Understanding the NYC pedestrian experience was the first step in the NYCDOT’s multi-million dollar Wayfinding Master Plan. Our neighborhood-based multi-lingual interviews and surveys provided a clear picture of how pedestrians navigated the city.
The New York City Department of Transportation wanted help developing a wayfinding program. The goal: improve the pedestrian experience in New York City by encouraging more people to walk, and help people find city destinations more easily. This research was a “stake in the ground,” a benchmark against which future assessments of pedestrian wayfinding will be compared after the Wayfinding Master Plan is implemented. Beresford Research designed the NYC DOT project to provide quantitative data and qualitative information about how people navigate in different NYC neighborhoods and the choices they make to find city destinations. We conducted street interviews in multiple NYC neighborhoods in order to provide the necessary data. Timing was critical and short.

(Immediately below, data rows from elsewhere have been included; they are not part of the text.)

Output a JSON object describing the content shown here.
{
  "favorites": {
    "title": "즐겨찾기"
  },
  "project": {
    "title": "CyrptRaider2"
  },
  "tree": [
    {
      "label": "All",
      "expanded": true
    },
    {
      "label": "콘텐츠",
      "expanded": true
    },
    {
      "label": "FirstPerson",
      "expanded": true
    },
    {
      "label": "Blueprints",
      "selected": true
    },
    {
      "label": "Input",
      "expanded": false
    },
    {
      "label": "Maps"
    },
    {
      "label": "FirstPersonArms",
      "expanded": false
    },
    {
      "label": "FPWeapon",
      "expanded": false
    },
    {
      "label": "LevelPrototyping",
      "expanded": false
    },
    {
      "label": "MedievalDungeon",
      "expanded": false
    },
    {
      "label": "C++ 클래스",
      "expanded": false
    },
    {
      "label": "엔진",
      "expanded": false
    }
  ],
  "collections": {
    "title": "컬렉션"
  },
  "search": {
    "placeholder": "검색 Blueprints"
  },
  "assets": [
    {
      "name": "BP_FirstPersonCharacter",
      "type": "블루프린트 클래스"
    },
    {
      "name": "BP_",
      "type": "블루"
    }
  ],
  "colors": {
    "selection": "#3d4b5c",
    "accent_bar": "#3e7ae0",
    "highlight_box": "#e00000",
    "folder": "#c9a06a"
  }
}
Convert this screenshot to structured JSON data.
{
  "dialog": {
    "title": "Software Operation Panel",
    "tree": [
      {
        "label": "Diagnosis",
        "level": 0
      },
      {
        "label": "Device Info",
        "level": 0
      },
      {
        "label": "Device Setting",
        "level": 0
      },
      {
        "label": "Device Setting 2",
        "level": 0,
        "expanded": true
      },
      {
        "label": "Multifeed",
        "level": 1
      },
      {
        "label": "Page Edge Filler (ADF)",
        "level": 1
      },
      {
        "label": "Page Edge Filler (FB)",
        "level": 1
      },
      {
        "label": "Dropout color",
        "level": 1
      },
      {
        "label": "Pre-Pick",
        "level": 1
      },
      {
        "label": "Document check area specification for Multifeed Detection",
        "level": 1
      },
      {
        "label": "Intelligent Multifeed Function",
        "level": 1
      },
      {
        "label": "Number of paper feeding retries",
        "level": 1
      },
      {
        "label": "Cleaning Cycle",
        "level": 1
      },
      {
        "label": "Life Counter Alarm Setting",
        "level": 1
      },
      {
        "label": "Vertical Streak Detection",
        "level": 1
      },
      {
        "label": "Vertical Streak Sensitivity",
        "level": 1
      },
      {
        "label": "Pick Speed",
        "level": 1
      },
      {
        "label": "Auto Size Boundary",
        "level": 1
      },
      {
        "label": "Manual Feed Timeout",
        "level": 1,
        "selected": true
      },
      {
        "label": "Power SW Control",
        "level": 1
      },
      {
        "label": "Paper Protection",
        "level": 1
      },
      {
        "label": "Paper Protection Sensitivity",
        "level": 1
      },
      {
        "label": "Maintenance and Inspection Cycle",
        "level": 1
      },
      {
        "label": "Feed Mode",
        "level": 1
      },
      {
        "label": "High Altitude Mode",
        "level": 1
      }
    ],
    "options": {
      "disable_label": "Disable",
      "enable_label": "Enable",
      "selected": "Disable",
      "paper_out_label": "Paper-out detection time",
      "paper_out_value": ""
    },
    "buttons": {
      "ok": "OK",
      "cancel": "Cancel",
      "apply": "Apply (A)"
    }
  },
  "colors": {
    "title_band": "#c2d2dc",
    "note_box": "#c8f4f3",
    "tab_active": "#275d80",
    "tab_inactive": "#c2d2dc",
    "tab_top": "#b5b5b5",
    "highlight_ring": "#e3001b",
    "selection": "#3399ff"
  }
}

In addition to developing discussion guides, survey design, and analysis, we needed to generate results in two weeks.
Beresford Research assembled a team of interviewers, including Mandarin and Cantonese speakers, created a recognizable “brand” with custom-made NYC DOT lanyards and identification, and sourced an incentive – all geared to encourage busy New Yorkers and visitors to stop and talk. And they did. The 500+ interviews were completed in six days. From initial project conversations with the client to final presentation of findings, the project ran just over a month.